1943: The Seabees introduced their secret weapon on the beaches of Sicily: the famed magic boxes, steel pontoon sections which revolutionized the strategy of amphibious warfare. The German and Italian defenders were dug in along the northern coastline of Sicily where the best beaches were located. There was only one thing wrong with the German strategy. They had not heard of the new development for joining pontoons to form invasion causeways. Capt. John N. Laycock, CEC, developed a method to join pontoons together by angle iron and bolting pads so that a string of these connected pontoons became a solid structure of cantilevered integrity. On July 10, 1943 the Allied armada appeared off the southern coast between Scoglitti and Licata, and sent infantry ashore across long strings of steel pontoons. Other pontoon structures constructed by the Seabees included the rhino ferry and the landing tug. Each was made by simply putting together a couple dozen pontoons and an outboard motor.

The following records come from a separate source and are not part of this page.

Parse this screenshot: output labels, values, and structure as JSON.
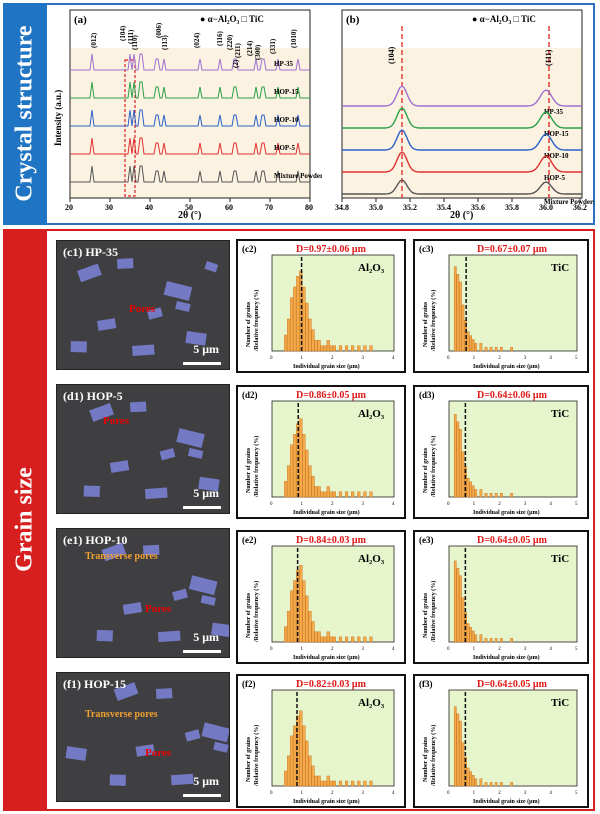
{
  "sidebar": {
    "top_label": "Crystal structure",
    "bottom_label": "Grain size"
  },
  "panel_a": {
    "label": "(a)",
    "legend": "● α−Al₂O₃   □ TiC",
    "ylabel": "Intensity (a.u.)",
    "xlabel": "2θ (°)",
    "xticks": [
      "20",
      "30",
      "40",
      "50",
      "60",
      "70",
      "80"
    ],
    "series_labels": [
      "HP-35",
      "HOP-15",
      "HOP-10",
      "HOP-5",
      "Mixture Powders"
    ],
    "series_colors": [
      "#a070d0",
      "#2ca048",
      "#2a62c8",
      "#e03030",
      "#555555"
    ],
    "peak_labels": [
      "(012)",
      "(104)",
      "(111)",
      "(110)",
      "(006)",
      "(113)",
      "(024)",
      "(116)",
      "(220)",
      "(211)",
      "(2)",
      "(214)",
      "(300)",
      "(331)",
      "(1010)"
    ]
  },
  "panel_b": {
    "label": "(b)",
    "legend": "● α−Al₂O₃   □ TiC",
    "ylabel": "Intensity (a.u.)",
    "xlabel": "2θ (°)",
    "xticks": [
      "34.8",
      "35.0",
      "35.2",
      "35.4",
      "35.6",
      "35.8",
      "36.0",
      "36.2"
    ],
    "series_labels": [
      "HP-35",
      "HOP-15",
      "HOP-10",
      "HOP-5",
      "Mixture Powders"
    ],
    "peak_labels": [
      "(104)",
      "(111)"
    ]
  },
  "sem": [
    {
      "label": "(c1) HP-35",
      "pores": "Pores",
      "orange": "",
      "scale": "5 μm"
    },
    {
      "label": "(d1) HOP-5",
      "pores": "Pores",
      "orange": "",
      "scale": "5 μm"
    },
    {
      "label": "(e1) HOP-10",
      "pores": "Pores",
      "orange": "Transverse pores",
      "scale": "5 μm"
    },
    {
      "label": "(f1) HOP-15",
      "pores": "Pores",
      "orange": "Transverse pores",
      "scale": "5 μm"
    }
  ],
  "hist_common": {
    "ylabel1": "Number of grains",
    "ylabel2": "/Relative frequency (%)",
    "xlabel": "Individual grain size (μm)",
    "al_phase": "Al₂O₃",
    "tic_phase": "TiC"
  },
  "hist_al": [
    {
      "label": "(c2)",
      "d": "D=0.97±0.06 μm"
    },
    {
      "label": "(d2)",
      "d": "D=0.86±0.05 μm"
    },
    {
      "label": "(e2)",
      "d": "D=0.84±0.03 μm"
    },
    {
      "label": "(f2)",
      "d": "D=0.82±0.03 μm"
    }
  ],
  "hist_tic": [
    {
      "label": "(c3)",
      "d": "D=0.67±0.07 μm"
    },
    {
      "label": "(d3)",
      "d": "D=0.64±0.06 μm"
    },
    {
      "label": "(e3)",
      "d": "D=0.64±0.05 μm"
    },
    {
      "label": "(f3)",
      "d": "D=0.64±0.05 μm"
    }
  ],
  "chart_data": [
    {
      "type": "bar",
      "title": "(c2) Al2O3 grain size distribution",
      "xlabel": "Individual grain size (μm)",
      "ylabel": "Number of grains /Relative frequency (%)",
      "xlim": [
        0,
        4
      ],
      "ylim": [
        0,
        18
      ],
      "mean": 0.97,
      "bins": [
        0.4,
        0.5,
        0.6,
        0.7,
        0.8,
        0.9,
        1.0,
        1.1,
        1.2,
        1.3,
        1.4,
        1.5,
        1.6,
        1.7,
        1.8,
        1.9,
        2.0,
        2.2,
        2.4,
        2.6,
        2.8,
        3.0,
        3.2
      ],
      "values": [
        3,
        6,
        10,
        12,
        14,
        15,
        12,
        9,
        6,
        4,
        2,
        2,
        1,
        1,
        2,
        1,
        1,
        1,
        1,
        1,
        1,
        1,
        1
      ]
    },
    {
      "type": "bar",
      "title": "(c3) TiC grain size distribution",
      "xlabel": "Individual grain size (μm)",
      "ylabel": "Number of grains /Relative frequency (%)",
      "xlim": [
        0,
        5
      ],
      "ylim": [
        0,
        25
      ],
      "mean": 0.67,
      "bins": [
        0.2,
        0.3,
        0.4,
        0.5,
        0.6,
        0.7,
        0.8,
        0.9,
        1.0,
        1.2,
        1.4,
        1.6,
        1.8,
        2.0,
        2.4
      ],
      "values": [
        22,
        20,
        18,
        12,
        8,
        5,
        4,
        3,
        2,
        2,
        1,
        1,
        1,
        1,
        1
      ]
    }
  ]
}
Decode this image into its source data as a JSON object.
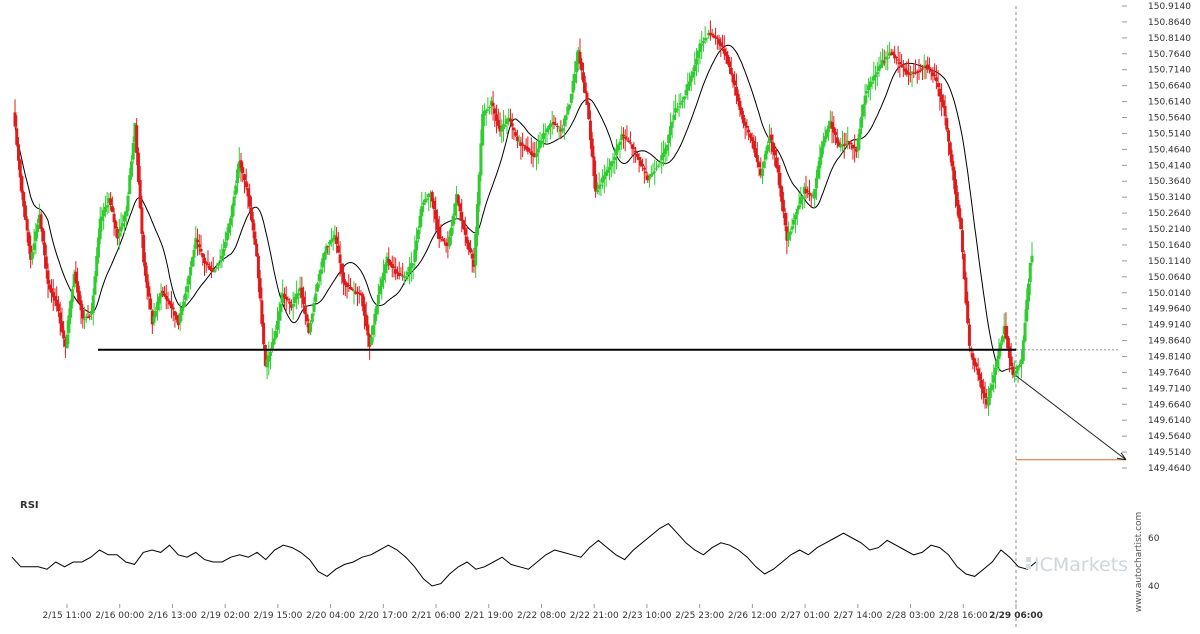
{
  "chart_data": {
    "type": "candlestick",
    "instrument_note": "",
    "y_ticks": [
      "150.9140",
      "150.8640",
      "150.8140",
      "150.7640",
      "150.7140",
      "150.6640",
      "150.6140",
      "150.5640",
      "150.5140",
      "150.4640",
      "150.4140",
      "150.3640",
      "150.3140",
      "150.2640",
      "150.2140",
      "150.1640",
      "150.1140",
      "150.0640",
      "150.0140",
      "149.9640",
      "149.9140",
      "149.8640",
      "149.8140",
      "149.7640",
      "149.7140",
      "149.6640",
      "149.6140",
      "149.5640",
      "149.5140",
      "149.4640"
    ],
    "ylim": [
      149.464,
      150.914
    ],
    "x_ticks": [
      "2/15 11:00",
      "2/16 00:00",
      "2/16 13:00",
      "2/19 02:00",
      "2/19 15:00",
      "2/20 04:00",
      "2/20 17:00",
      "2/21 06:00",
      "2/21 19:00",
      "2/22 08:00",
      "2/22 21:00",
      "2/23 10:00",
      "2/25 23:00",
      "2/26 12:00",
      "2/27 01:00",
      "2/27 14:00",
      "2/28 03:00",
      "2/28 16:00",
      "2/29 06:00"
    ],
    "x_tick_bold": "2/29 06:00",
    "ohlc_path": [
      150.58,
      150.33,
      150.12,
      150.26,
      150.04,
      149.98,
      149.84,
      150.08,
      149.93,
      149.95,
      150.24,
      150.31,
      150.19,
      150.27,
      150.54,
      150.11,
      149.92,
      150.02,
      149.98,
      149.92,
      150.04,
      150.18,
      150.11,
      150.08,
      150.13,
      150.25,
      150.43,
      150.32,
      150.13,
      149.78,
      149.87,
      150.01,
      149.97,
      150.03,
      149.89,
      150.05,
      150.16,
      150.19,
      150.05,
      150.02,
      150.01,
      149.85,
      150.01,
      150.12,
      150.08,
      150.06,
      150.11,
      150.29,
      150.33,
      150.19,
      150.16,
      150.32,
      150.19,
      150.1,
      150.57,
      150.61,
      150.52,
      150.56,
      150.49,
      150.47,
      150.44,
      150.51,
      150.55,
      150.52,
      150.61,
      150.77,
      150.61,
      150.33,
      150.38,
      150.43,
      150.51,
      150.48,
      150.43,
      150.37,
      150.41,
      150.46,
      150.58,
      150.62,
      150.69,
      150.79,
      150.83,
      150.81,
      150.76,
      150.66,
      150.55,
      150.49,
      150.38,
      150.51,
      150.39,
      150.18,
      150.26,
      150.34,
      150.31,
      150.47,
      150.55,
      150.47,
      150.49,
      150.46,
      150.64,
      150.69,
      150.74,
      150.77,
      150.73,
      150.7,
      150.71,
      150.73,
      150.69,
      150.6,
      150.41,
      150.21,
      149.84,
      149.76,
      149.66,
      149.78,
      149.91,
      149.75,
      149.8,
      150.11
    ],
    "support_level": 149.835,
    "target_level": 149.49,
    "current_level": 149.835,
    "rsi": {
      "title": "RSI",
      "ticks": [
        "60",
        "40"
      ],
      "values": [
        52,
        48,
        48,
        48,
        47,
        50,
        48,
        50,
        50,
        52,
        55,
        53,
        53,
        50,
        49,
        54,
        55,
        54,
        57,
        53,
        52,
        54,
        51,
        50,
        50,
        52,
        53,
        52,
        54,
        51,
        55,
        57,
        56,
        54,
        51,
        46,
        44,
        47,
        49,
        50,
        52,
        53,
        55,
        57,
        55,
        52,
        48,
        43,
        40,
        41,
        45,
        48,
        50,
        47,
        48,
        50,
        52,
        49,
        48,
        47,
        50,
        53,
        55,
        54,
        53,
        52,
        56,
        59,
        56,
        53,
        51,
        55,
        58,
        61,
        64,
        66,
        62,
        58,
        55,
        53,
        56,
        58,
        57,
        55,
        52,
        48,
        45,
        47,
        50,
        53,
        55,
        53,
        56,
        58,
        60,
        62,
        60,
        58,
        55,
        56,
        59,
        57,
        55,
        53,
        54,
        57,
        56,
        53,
        48,
        45,
        44,
        47,
        50,
        55,
        52,
        48,
        47,
        50
      ],
      "ylim": [
        35,
        70
      ]
    },
    "logo": "ICMarkets",
    "watermark": "www.autochartist.com",
    "colors": {
      "bull": "#2ecc2e",
      "bear": "#e01b1b",
      "ma": "#000000",
      "rsi": "#000000",
      "support": "#000000",
      "target": "#d96a2a",
      "projection": "#222222",
      "grid": "#dddddd",
      "axis_text": "#333333"
    }
  }
}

1945: The 6th Special Naval Construction Battalion (NCB) inactivated at Oahu, Hawaii.

1951: Naval Mobile Construction Battalion (NMCB) 5 was activated.

1958: When dissident elements in Lebanon threatened to overthrow the government of that country, the U.S. 6th Fleet cruising in the Mediterranean was sent to Beirut to establish and maintain order, at the request of the Lebanese government. Seabees of Amphibious Construction Battalion (ACB) 2 attached to the fleet participated in the action with their pontoon causeways when U.S. Marines landed, and again when the Marines re-embarked several months later. The men of ACB 2 not only participated in the landings, but the battalion’s Beach Salvage Teams also reclaimed broached boats and swamped vehicles, and improved beaches and roads. In addition, the Seabees in Lebanon built a road from the beaches to the Beirut airport.


July 11

1944: ACORN 10 was decommissioned.  (Used during World War II, an ACORN was a tailored unit designed to carry out the rapid construction and subsequent operation of a landplane and seaplane advance base. Each ACORN had a construction battalion attached to it, as well as trained personnel to operate the control tower, field lighting, aerological unit, transportation, medical, berthing and messing facilities. A Construction Battalion Maintenance Unit (CBMU) also accompanied each ACORN to maintain the base after the initial construction was completed and the construction battalion had been withdrawn. During the war, ACORNs were sent to such places at Guadalcanal, Espiritu Santo, Green Island, Rendova, Treasury Island and Majuro.)

1945:  The 73rd NCB was inactivated on Peleliu.